まずは、上流部(羽村市・福生市・昭島市)。

羽村取水堰周辺


▲羽村取水堰

 最寄りは羽村駅。駅から十数分ほど歩くと羽村取水堰にたどり着きます。ここは、多摩川より玉川上水のための水を取り入れる取水口。玉川上水の出発点です。4月にはたくさんのソメイヨシノが楽しめる桜の名所でもあります。2016年にはこの近辺にイノシシが出没し、ニュースとなりました。多摩川より東側、羽村駅近くは住宅街になっていますが、多摩川より西側、青梅市に近づけば比較的豊かな自然が広がっています。


▲羽村取水堰周辺での『さくらまつり』


▲羽村陣屋跡の陣屋門

 自然を楽しみたい場合、玉川上水方面へ進む以外にも、多摩川の水辺を散策したり、橋を渡って郷土博物館方面に進みハイキングコースを散策したりと、季節や状況に応じて多くの選択肢があることもこのあたりの魅力です。玉川上水沿いに歩いて行った場合しばらくは桜並木が続くため、多様な動植物が見られる環境とは言い難いのですが、下流ではあまり見られない、明るく開けた場所を好む動植物が見られることがあります。木に止まっているサギ類も観察しやすいスポットです。


▲樹上のアオサギ


加美上水公園周辺

 取水堰より30分ほど下流に向かって歩くと、「加美上水公園」にたどり着きます。公園内は、コナラ、クヌギやイヌシデを中心とした典型的な雑木林環境となっています。最近は林床の手入れが進み、キンランやギンランが見られるようになっている他、時期によっては腐生ランも観察できます。東側は玉川上水と隣接、西側は多摩川とつながっていて、環境の違いによる植物相・生物相の変化を観察するのに最適な場所となっています。

▲福生加美上水公園内の林

日本野鳥の会の創立者である中西悟堂の「野鳥村」構想の地でもあり、大切にしていきたい場所です。2016年7月に、公園に隣接する古民家を改装したビジターセンターもオープンしました。

▲中西悟堂「野鳥村」構想の地 プレート



▲ビジターセンター

・みずくらいど公園周辺

 拝島駅付近、玉川上水の開削跡も残る福生市内の公園です。公園内には、バードウォッチングに使える覗き窓付きの壁も設置されています。やはりキンランが見られる程度には手入れが行われているのですが、普段は人の気配が少なく、自然観察会のようなイベントはそれほど積極的に行われていません。今後に期待したい緑地です。公園内には放置されている朽ち木が多く、かなり多くのきのこが見つかります。じっくり探したら面白い菌類が見つかることもあるかもしれません。
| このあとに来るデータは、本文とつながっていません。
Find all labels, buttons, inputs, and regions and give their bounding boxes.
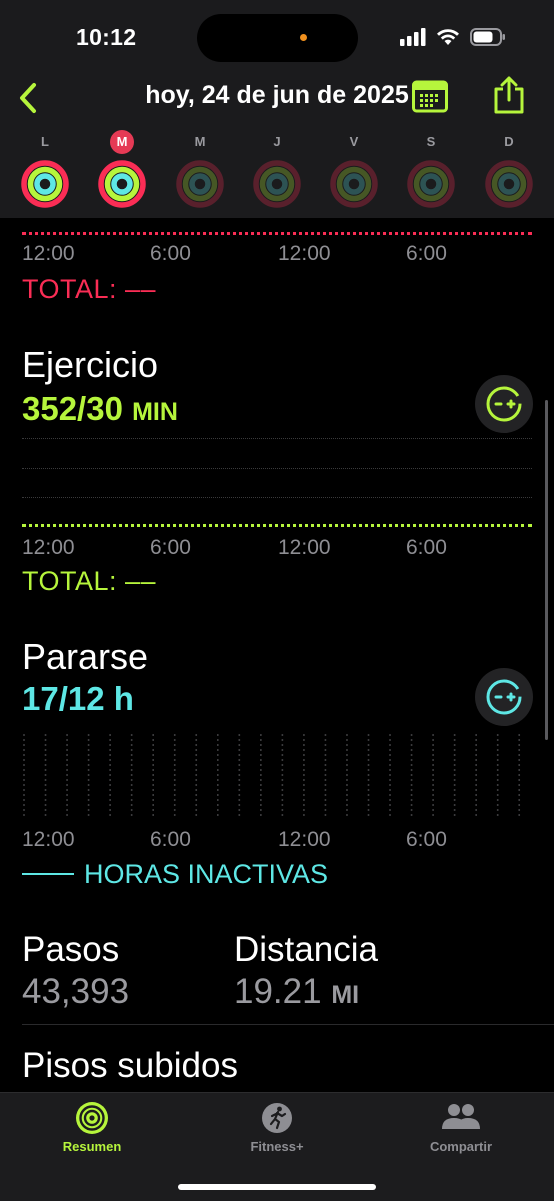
- axis-tick-label: 12:00: [22, 828, 75, 851]
- exercise-unit: MIN: [132, 398, 178, 426]
- axis-tick-label: 6:00: [406, 536, 447, 559]
- activity-rings-icon: [407, 160, 455, 208]
- goal-adjust-icon: [486, 386, 522, 422]
- status-time: 10:12: [76, 24, 137, 50]
- exercise-adjust-goal-button[interactable]: [475, 375, 533, 433]
- stand-hours-chart: [23, 734, 521, 818]
- week-day-2[interactable]: M: [170, 130, 230, 210]
- axis-tick-label: 6:00: [406, 242, 447, 265]
- tab-summary[interactable]: Resumen: [17, 1101, 167, 1154]
- week-day-label: M: [110, 130, 134, 154]
- week-day-label: J: [273, 134, 281, 149]
- activity-rings-icon: [253, 160, 301, 208]
- week-day-label: M: [194, 134, 206, 149]
- status-bar: 10:12: [0, 0, 554, 76]
- move-chart-baseline: [22, 232, 532, 235]
- exercise-chart-baseline: [22, 524, 532, 527]
- steps-label: Pasos: [22, 930, 120, 969]
- exercise-value: 352/30 MIN: [22, 390, 178, 428]
- week-day-label: S: [426, 134, 436, 149]
- week-day-label: L: [41, 134, 49, 149]
- activity-rings-icon: [330, 160, 378, 208]
- calendar-icon[interactable]: [412, 79, 448, 113]
- axis-tick-label: 6:00: [150, 242, 191, 265]
- wifi-icon: [437, 29, 459, 45]
- tab-fitness-plus[interactable]: Fitness+: [202, 1101, 352, 1154]
- summary-header: hoy, 24 de jun de 2025 L M M J V S D: [0, 76, 554, 218]
- goal-adjust-icon: [486, 679, 522, 715]
- home-indicator[interactable]: [178, 1184, 376, 1190]
- exercise-chart-gridline: [22, 497, 532, 498]
- distance-value: 19.21 MI: [234, 972, 359, 1012]
- week-day-label: D: [504, 134, 514, 149]
- battery-icon: [470, 28, 505, 46]
- share-icon[interactable]: [492, 75, 526, 115]
- exercise-chart-gridline: [22, 468, 532, 469]
- distance-label: Distancia: [234, 930, 378, 969]
- date-title: hoy, 24 de jun de 2025: [145, 81, 409, 109]
- axis-tick-label: 12:00: [22, 536, 75, 559]
- activity-rings-icon: [485, 160, 533, 208]
- status-icons: [400, 28, 506, 46]
- axis-tick-label: 6:00: [150, 536, 191, 559]
- week-day-1[interactable]: M: [92, 130, 152, 210]
- tab-label: Resumen: [62, 1139, 122, 1154]
- activity-rings-icon: [98, 160, 146, 208]
- move-total-label: TOTAL: ––: [22, 274, 157, 304]
- axis-tick-label: 12:00: [278, 242, 331, 265]
- summary-content: 12:00 6:00 12:00 6:00 TOTAL: –– Ejercici…: [0, 218, 554, 1092]
- runner-icon: [262, 1103, 292, 1133]
- stand-value: 17/12 h: [22, 680, 134, 717]
- dynamic-island: [197, 14, 358, 62]
- week-day-3[interactable]: J: [247, 130, 307, 210]
- inactive-hours-legend: HORAS INACTIVAS: [22, 858, 328, 890]
- section-divider: [22, 1024, 554, 1025]
- week-day-6[interactable]: D: [479, 130, 539, 210]
- distance-unit: MI: [331, 981, 360, 1009]
- cellular-signal-icon: [400, 28, 426, 46]
- distance-value-number: 19.21: [234, 972, 322, 1011]
- axis-tick-label: 6:00: [150, 828, 191, 851]
- legend-line: [22, 873, 74, 875]
- stand-adjust-goal-button[interactable]: [475, 668, 533, 726]
- legend-label: HORAS INACTIVAS: [84, 858, 329, 889]
- people-icon: [442, 1104, 480, 1129]
- scroll-indicator[interactable]: [545, 400, 548, 740]
- exercise-title: Ejercicio: [22, 344, 159, 385]
- axis-tick-label: 12:00: [278, 828, 331, 851]
- week-day-4[interactable]: V: [324, 130, 384, 210]
- recording-indicator: [300, 34, 307, 41]
- week-day-label: V: [349, 134, 359, 149]
- steps-value: 43,393: [22, 972, 130, 1011]
- activity-rings-icon: [176, 160, 224, 208]
- tab-label: Fitness+: [250, 1139, 304, 1154]
- axis-tick-label: 12:00: [278, 536, 331, 559]
- exercise-total-label: TOTAL: ––: [22, 566, 157, 596]
- exercise-chart-gridline: [22, 438, 532, 439]
- activity-rings-icon: [21, 160, 69, 208]
- floors-label: Pisos subidos: [22, 1046, 238, 1085]
- stand-title: Pararse: [22, 636, 149, 677]
- tab-label: Compartir: [429, 1139, 493, 1154]
- week-day-5[interactable]: S: [401, 130, 461, 210]
- axis-tick-label: 12:00: [22, 242, 75, 265]
- tab-sharing[interactable]: Compartir: [386, 1101, 536, 1154]
- activity-rings-icon: [76, 1102, 108, 1134]
- exercise-value-number: 352/30: [22, 390, 123, 427]
- week-day-0[interactable]: L: [15, 130, 75, 210]
- axis-tick-label: 6:00: [406, 828, 447, 851]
 さて、玉川上水沿いの緑地のほとんどは落葉樹を中心とした林になっていて、特に冬は野鳥観察に最適なスポットとなります。ヒヨドリ、ムクドリ、シジュウカラ、ヤマガラ、メジロ、エナガ、オナガといった基本的な野鳥はもちろん、枯木が点在する長い緑道はキツツキ類の住みやすい環境となっています。水路を覗けばコサギ、ダイサギ、アオサギなどのサギ類やカワウの他、カルガモ(冬にはマガモも)、ちょっとした足場があればハクセキレイやキセキレイも飛んで来ます。

▲上流部で見かけることの多いマガモ

 観察会中に狙って見ることは難しいかもしれませんが、カワセミがやってくる頻度も低くはありません。冬鳥として見られるのはジョウビタキ、ルリビタキ、シロハラ、ツグミ、イカル、シメなど。カッコウの仲間や猛禽類はエリアによって見られる種類が変わります。その違いを調査・観察することも面白いと思います。

▲福生市内の玉川上水で見かけたカワセミ

 私(成瀬)は立川や小平エリアの玉川上水を中心に簡易な動植物調査や観察会、講演会等を続けていますが、可能ならば各流域で共同調査・情報交換が行われるような仕組みをいつか整えたいと思っています。上流部での活動があれば、ぜひ教えてください。